His nemesis ability — the thing that makes him more than a greedy developer, that makes him genuinely dangerous — is a preternatural skill for legal and bureaucratic erasure. He has assembled a network of compromised officials, pliable zoning lawyers, and leveraged municipal insiders who can, with the right filings, make a community’s claim to its own history simply disappear from the record. He is, in his way, the anti-palimpsest: a man who has decided that the only manuscript worth keeping is the one he is about to write.
He calls his project The Clean Page Initiative. He does not say this in public. Palimpsest finds it in a document they can read the ghost of — the erased text in a deed transfer filed at the Ocean County Courthouse on Washington Street — and the phrase lands like ice water in their chest.
Part Five: The First Amendment
The confrontation happens on a Friday evening, which means Lakewood is performing its extraordinary weekly transformation all around them.
Hale is at the lakefront property — Lake Carasaljo, the old resort-era lake that sits at the township’s quiet heart, its surface reflecting the pink April sky — with his surveyors, making final measurements before the demolition permits drop Monday morning. The site has been cleared of its historical markers. The designation paperwork has been processed. On paper, this ground has no past.
Palimpsest arrives on foot, walking the lake path in their layered costume — deep archival brown and faded cream, like old manuscript pages, a long coat that moves like turning leaves — and stops at the iron fence at the lake’s edge.
They press their palms to the iron.
The history rises like floodwater.
Hale’s surveyors scatter as the lakeshore begins to resonate — not with earthquake force, but with memory force. The ghosts of the resort-era boathouses shimmer into visibility. The shadow of a Lenape fishing weir appears in the water. The sound of a yeshiva niggun hums from somewhere beneath the soil, layered over a quinceañera’s music, layered over the laughter of children who played here last summer and the summer before and the summer before that. The ground does not crack. The ground speaks.
Hale stands his ground. He is not easily frightened.
“You can’t stop a legal process,” he says. His voice is even. The tailored suit is still perfect, even here, even now. “The filings are done. The history you’re performing doesn’t exist in the record anymore.”
“The record,” Palimpsest says, “is not the same as the truth.”
They step closer, and Hale sees it in their eyes — not rage, but something more dangerous: clarity. The absolute archival certainty that nothing is ever fully erased. That every scraping leaves traces. That a palimpsest always gives up its secrets to someone patient enough to look.
“I’m going to find every ghost of every filing you’ve altered,” Emery says quietly. “Every erased designation.

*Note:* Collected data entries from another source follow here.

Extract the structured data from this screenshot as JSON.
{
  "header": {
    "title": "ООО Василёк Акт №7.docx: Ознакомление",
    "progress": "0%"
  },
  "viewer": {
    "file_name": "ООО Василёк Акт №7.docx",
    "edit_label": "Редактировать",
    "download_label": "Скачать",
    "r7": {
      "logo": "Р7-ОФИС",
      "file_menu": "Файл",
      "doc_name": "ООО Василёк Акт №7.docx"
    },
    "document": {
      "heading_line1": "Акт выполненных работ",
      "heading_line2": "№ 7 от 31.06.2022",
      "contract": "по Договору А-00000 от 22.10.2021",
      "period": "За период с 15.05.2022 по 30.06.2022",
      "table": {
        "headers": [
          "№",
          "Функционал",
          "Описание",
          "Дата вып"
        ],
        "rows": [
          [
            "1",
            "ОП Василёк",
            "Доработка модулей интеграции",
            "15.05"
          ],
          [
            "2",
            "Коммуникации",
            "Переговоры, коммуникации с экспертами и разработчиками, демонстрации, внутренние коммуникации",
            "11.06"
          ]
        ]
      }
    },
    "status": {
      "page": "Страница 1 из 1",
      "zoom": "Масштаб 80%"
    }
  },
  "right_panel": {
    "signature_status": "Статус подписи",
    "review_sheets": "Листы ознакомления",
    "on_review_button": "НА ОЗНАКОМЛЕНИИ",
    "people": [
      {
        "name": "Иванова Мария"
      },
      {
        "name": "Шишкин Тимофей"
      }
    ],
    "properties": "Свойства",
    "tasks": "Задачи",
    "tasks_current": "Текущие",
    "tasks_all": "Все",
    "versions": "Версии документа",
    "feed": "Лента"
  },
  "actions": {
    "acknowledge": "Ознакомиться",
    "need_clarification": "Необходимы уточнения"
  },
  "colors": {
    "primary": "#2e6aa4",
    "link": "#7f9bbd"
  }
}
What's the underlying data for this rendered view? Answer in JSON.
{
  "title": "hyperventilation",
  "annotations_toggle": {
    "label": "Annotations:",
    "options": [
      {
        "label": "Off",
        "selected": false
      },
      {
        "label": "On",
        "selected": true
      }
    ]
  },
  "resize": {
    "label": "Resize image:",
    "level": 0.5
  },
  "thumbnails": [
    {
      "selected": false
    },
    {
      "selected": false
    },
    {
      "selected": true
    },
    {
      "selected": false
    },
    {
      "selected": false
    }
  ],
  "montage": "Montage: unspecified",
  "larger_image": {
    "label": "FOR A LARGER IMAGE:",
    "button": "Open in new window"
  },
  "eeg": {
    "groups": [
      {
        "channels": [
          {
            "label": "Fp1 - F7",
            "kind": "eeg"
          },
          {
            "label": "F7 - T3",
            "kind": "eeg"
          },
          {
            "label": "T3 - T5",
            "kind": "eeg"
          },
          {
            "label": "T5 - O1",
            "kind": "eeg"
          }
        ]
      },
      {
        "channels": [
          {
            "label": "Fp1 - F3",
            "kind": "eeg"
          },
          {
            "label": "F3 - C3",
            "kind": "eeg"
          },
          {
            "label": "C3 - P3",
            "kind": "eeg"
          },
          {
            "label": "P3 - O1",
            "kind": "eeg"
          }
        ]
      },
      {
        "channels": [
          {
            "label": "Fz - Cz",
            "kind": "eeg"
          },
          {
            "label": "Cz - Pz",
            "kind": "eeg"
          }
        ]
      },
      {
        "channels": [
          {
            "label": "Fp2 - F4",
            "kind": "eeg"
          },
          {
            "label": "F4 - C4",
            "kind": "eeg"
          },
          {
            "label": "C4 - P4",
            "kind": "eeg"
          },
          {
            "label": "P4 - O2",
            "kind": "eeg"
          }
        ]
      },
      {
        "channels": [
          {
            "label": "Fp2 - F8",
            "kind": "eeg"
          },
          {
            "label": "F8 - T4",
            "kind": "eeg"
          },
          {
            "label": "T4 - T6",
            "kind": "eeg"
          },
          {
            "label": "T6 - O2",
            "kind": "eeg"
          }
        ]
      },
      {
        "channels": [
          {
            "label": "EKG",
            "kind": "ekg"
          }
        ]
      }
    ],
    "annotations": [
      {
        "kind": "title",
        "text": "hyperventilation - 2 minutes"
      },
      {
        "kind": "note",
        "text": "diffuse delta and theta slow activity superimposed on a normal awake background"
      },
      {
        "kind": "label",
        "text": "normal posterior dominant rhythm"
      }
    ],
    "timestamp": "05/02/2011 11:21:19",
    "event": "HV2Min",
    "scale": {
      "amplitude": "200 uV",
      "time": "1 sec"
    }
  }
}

Every compromised signature. And I’m going to restore the record.”
Hale’s jaw tightens. For the first time, his calculations come up uncertain. “You’re one person.”
“I’m everyone who ever lived here.” Palimpsest gestures to the lake, to the pink sky, to the township spreading in every direction — its impossible, layered, improbable density of human life. “All of them at once.”
The surveyors have not come back.
Hale straightens his cuffs — a habit, a tell — and turns toward his car. This is not over. The Clean Page Initiative has resources, lawyers, and time. But so, now, does Lakewood.
Somewhere across town, the Shabbat candles are being lit. On Clifton Avenue, a cumbia beat escapes a cracked window. In the stacks of the Ocean County Library on Ocean Avenue, a wooden box sits empty, its water delivered at last to the person meant to carry it.
Emery Voss walks the lake path home, feeling every layer beneath their feet — and for the first time in their twenty-two years of living in-between, they feel exactly where they belong.